Animals were dark-adapted 30 min prior to ERG recording and handled under red dim light throughout the procedure. The experiment was performed on an Espion E2 system (Diagnosys LLC, Cambridge, UK) as previously described. Briefly, ground electrodes were inserted at the scalp and haunch, and reference electrodes were positioned on the corneal surface of both eyes. The scotopic ERG includes 5-log series single-flash stimuli with gradually increased luminance (−4 to 1 log cd⋅s/m2). After 10 min light adaption in a 25 cd/m2 white background, photopic ERGs were performed with gradually increased single-flash stimuli (0-, 0.48- and 1-log cd⋅s/m2).
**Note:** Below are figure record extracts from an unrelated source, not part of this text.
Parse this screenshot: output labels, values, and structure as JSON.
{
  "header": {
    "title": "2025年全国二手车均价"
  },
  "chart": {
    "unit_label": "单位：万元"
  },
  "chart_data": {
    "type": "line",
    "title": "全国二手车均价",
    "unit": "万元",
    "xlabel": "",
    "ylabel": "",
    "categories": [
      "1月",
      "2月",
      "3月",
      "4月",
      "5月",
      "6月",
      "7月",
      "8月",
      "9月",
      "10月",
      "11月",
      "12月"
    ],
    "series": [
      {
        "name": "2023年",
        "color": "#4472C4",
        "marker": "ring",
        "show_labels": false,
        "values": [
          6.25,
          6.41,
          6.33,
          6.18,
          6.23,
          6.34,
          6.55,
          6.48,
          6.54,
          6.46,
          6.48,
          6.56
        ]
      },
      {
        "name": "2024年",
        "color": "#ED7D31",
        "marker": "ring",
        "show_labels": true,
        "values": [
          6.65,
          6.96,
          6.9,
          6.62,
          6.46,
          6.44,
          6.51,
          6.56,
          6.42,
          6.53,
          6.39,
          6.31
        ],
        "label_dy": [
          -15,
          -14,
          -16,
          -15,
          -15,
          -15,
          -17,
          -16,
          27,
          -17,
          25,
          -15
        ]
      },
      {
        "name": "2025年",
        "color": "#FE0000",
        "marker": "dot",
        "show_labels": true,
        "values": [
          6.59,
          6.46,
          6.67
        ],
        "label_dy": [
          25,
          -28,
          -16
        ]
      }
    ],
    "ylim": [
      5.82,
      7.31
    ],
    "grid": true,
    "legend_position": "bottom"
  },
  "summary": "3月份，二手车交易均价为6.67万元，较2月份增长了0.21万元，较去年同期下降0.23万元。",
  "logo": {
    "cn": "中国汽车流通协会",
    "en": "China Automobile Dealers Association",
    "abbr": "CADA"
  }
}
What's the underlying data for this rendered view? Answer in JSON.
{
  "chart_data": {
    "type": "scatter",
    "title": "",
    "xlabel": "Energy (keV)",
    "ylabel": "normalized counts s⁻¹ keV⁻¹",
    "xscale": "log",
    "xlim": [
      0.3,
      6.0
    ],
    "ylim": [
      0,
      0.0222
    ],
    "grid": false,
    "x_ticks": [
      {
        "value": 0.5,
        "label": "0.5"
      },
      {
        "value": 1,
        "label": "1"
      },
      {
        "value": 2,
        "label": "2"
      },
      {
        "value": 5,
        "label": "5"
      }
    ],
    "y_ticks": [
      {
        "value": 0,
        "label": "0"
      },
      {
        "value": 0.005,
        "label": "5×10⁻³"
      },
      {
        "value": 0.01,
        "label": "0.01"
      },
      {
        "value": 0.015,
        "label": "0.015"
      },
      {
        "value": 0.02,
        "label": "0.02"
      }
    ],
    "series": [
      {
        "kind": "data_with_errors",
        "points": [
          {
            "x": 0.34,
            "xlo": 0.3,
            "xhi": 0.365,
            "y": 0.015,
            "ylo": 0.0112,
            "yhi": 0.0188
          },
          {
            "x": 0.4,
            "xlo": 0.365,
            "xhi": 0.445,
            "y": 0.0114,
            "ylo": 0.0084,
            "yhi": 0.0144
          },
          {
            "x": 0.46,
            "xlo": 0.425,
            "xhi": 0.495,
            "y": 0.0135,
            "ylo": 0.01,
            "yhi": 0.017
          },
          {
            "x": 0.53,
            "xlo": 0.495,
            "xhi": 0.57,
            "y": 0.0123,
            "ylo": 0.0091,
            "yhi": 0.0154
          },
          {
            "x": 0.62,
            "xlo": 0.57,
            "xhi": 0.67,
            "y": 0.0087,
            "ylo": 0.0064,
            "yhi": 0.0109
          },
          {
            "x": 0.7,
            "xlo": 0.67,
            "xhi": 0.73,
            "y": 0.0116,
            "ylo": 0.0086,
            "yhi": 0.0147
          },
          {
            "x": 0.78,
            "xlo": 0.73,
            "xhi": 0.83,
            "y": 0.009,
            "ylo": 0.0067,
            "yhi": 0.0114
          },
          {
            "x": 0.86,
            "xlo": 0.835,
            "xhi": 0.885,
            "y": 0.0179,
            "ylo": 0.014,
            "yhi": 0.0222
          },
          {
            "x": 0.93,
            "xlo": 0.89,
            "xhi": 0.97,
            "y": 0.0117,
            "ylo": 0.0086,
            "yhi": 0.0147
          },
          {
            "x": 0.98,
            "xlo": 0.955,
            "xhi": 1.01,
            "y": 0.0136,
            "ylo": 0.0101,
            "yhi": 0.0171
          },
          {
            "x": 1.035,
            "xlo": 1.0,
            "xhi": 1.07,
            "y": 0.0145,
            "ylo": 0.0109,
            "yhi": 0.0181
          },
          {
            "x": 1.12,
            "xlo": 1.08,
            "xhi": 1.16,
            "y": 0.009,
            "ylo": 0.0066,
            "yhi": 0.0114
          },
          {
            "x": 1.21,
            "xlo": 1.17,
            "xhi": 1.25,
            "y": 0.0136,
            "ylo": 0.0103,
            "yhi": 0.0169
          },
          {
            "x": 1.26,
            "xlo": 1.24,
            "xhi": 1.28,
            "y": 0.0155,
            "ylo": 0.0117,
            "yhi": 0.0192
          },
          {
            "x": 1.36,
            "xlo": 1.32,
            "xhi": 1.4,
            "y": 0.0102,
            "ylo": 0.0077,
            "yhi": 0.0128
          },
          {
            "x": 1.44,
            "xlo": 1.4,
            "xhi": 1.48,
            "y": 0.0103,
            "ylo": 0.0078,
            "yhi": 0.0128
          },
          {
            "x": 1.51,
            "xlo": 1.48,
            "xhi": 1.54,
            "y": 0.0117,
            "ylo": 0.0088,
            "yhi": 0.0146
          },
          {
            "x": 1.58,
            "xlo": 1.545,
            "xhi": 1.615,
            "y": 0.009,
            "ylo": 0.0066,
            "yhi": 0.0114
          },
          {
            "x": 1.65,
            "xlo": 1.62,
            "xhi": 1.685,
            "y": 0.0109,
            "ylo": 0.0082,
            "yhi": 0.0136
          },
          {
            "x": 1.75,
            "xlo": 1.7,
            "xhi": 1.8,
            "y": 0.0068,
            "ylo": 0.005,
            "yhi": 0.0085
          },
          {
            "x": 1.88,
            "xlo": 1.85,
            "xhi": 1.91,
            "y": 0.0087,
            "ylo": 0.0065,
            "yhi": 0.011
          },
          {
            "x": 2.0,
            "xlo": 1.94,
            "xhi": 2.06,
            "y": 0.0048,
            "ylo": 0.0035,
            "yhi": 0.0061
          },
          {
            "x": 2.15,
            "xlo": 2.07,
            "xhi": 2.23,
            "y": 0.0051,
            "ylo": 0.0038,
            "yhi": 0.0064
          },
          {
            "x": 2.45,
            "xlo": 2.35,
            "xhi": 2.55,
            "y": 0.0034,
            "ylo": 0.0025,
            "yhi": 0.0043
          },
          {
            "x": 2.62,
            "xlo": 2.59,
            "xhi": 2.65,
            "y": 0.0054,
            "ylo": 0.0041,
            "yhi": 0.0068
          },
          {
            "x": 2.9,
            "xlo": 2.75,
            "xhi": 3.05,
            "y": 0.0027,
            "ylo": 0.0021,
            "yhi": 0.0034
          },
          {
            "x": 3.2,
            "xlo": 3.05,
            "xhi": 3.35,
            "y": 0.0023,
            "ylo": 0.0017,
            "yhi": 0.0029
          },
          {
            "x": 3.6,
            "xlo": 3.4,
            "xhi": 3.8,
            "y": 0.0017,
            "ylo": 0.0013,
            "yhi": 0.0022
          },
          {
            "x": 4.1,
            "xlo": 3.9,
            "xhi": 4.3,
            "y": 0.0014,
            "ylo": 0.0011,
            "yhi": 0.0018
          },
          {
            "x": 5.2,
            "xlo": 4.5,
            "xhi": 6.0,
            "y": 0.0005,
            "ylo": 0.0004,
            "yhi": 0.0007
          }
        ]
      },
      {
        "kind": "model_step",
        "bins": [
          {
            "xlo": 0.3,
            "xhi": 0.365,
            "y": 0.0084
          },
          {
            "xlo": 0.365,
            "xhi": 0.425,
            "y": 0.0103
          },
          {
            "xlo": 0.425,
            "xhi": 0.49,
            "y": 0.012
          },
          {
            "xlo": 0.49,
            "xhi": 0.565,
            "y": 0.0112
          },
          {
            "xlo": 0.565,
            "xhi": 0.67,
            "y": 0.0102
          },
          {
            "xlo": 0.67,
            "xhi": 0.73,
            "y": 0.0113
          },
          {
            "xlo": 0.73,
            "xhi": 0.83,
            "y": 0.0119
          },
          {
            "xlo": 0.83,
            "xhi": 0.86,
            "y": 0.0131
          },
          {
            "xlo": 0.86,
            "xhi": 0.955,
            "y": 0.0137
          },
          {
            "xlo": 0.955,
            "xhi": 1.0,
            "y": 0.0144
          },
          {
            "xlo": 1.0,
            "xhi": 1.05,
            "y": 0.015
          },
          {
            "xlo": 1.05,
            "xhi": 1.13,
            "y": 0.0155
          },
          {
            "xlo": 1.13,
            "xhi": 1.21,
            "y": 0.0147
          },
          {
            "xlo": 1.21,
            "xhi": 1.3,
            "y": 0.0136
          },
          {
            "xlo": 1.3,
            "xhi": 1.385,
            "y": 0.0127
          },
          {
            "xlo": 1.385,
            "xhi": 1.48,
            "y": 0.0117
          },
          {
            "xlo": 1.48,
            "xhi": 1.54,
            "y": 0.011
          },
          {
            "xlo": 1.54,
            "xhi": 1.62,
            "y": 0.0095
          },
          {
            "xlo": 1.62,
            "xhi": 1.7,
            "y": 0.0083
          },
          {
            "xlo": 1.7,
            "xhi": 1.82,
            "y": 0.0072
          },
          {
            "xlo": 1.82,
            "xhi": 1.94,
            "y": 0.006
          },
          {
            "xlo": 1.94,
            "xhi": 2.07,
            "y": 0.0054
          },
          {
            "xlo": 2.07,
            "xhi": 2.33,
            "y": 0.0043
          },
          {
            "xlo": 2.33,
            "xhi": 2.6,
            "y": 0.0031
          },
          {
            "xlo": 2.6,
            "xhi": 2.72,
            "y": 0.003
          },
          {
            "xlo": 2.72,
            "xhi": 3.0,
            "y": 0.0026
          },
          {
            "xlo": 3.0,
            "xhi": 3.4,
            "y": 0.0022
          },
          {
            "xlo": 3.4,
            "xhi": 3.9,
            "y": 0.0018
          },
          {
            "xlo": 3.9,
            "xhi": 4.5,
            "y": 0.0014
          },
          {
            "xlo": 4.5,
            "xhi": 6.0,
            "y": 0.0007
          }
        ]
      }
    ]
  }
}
For ERG data analysis, a- and b-waveforms were manually identified by Diagnosys Espion E3. The amplitude values were exported into GraphPad Prism 8 for statistical analysis.

Statistical analysis

For the flow cytometry analysis, one-way ANOVA with Tukey post hoc assay was used for comparing the numbers of transduced photoreceptors between injection routes and volumes, with a confidence level of 95% (α = 0.05). For ERG analysis, two-way ANOVA with Tukey post hoc assay with a 95% confidence interval (α = 0.05) was used for comparing a- and b-wave amplitudes pre-, 1 week post-, and 4 weeks post-injection.